Larger architectures, such as Transformers, might require splitting the `forward` by using intermediate functions.

:::


### b. Tests and documentation

`nbdev` allows for testing and documenting the model during the development process. It allow users to iterate the development within the notebook, testing the code in the same environment. Refer to existing models, such as the real MLP model [here](https://github.com/Nixtla/neuralforecast/blob/main/nbs/models.mlp.ipynb). These files already contain the tests, documentation, and usage examples that were used during the development process.

## 3. Core class and additional files

Finally, add the model to the `core` class and additional files. This process should be done after exporting the model with the `nbdev_export` command.

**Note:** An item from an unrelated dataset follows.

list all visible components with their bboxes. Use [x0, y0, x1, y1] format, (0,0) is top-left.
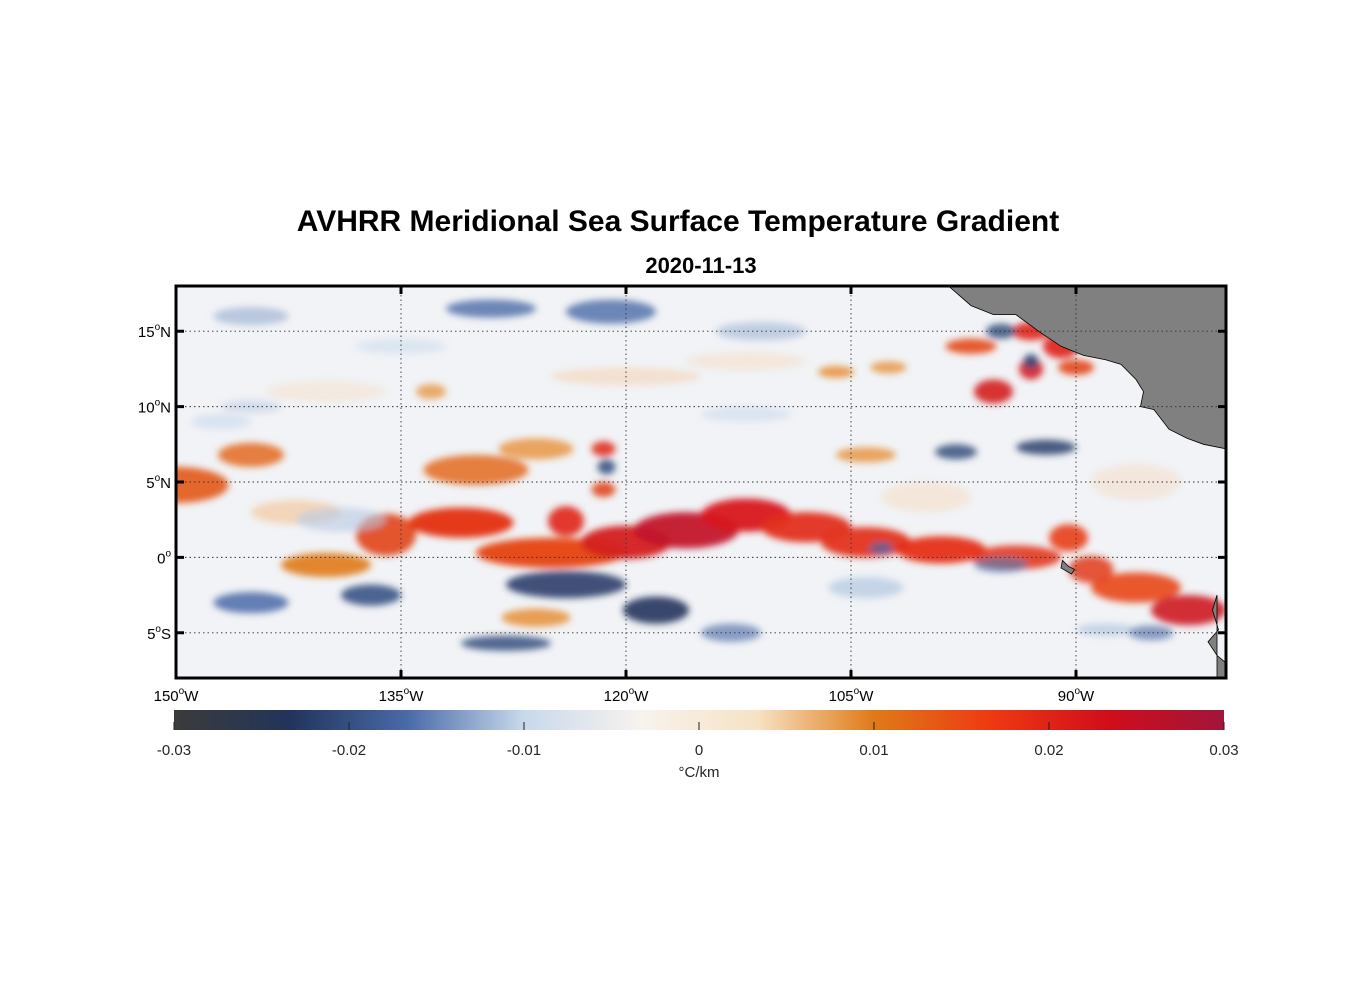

1. Manually add the model in the following [init file](https://github.com/Nixtla/neuralforecast/blob/main/neuralforecast/models/__init__.py).
2. Add the model to the `core` class, using the `nbdev` file [here](https://github.com/Nixtla/neuralforecast/blob/main/nbs/core.ipynb):
    
    a. Add the model to the initial model list:
    ```python
    from neuralforecast.models import (
    GRU, LSTM, RNN, TCN, DilatedRNN,
    MLP, NHITS, NBEATS, NBEATSx,
    TFT, VanillaTransformer,
    Informer, Autoformer, FEDformer,
    StemGNN, PatchTST
    )
    ```
    b. Add the model to the `MODEL_FILENAME_DICT` dictionary (used for the `save` and `load` functions).

## 4. Upload to GitHub

Congratulations! Following the steps above the model is ready to be used in the library. 

Follow the steps in our contributing guide to upload the model to GitHub: [here](https://github.com/Nixtla/neuralforecast/blob/main/CONTRIBUTING.md).

One of the maintainers will review the PR, request changes if necessary, and merge it to the library.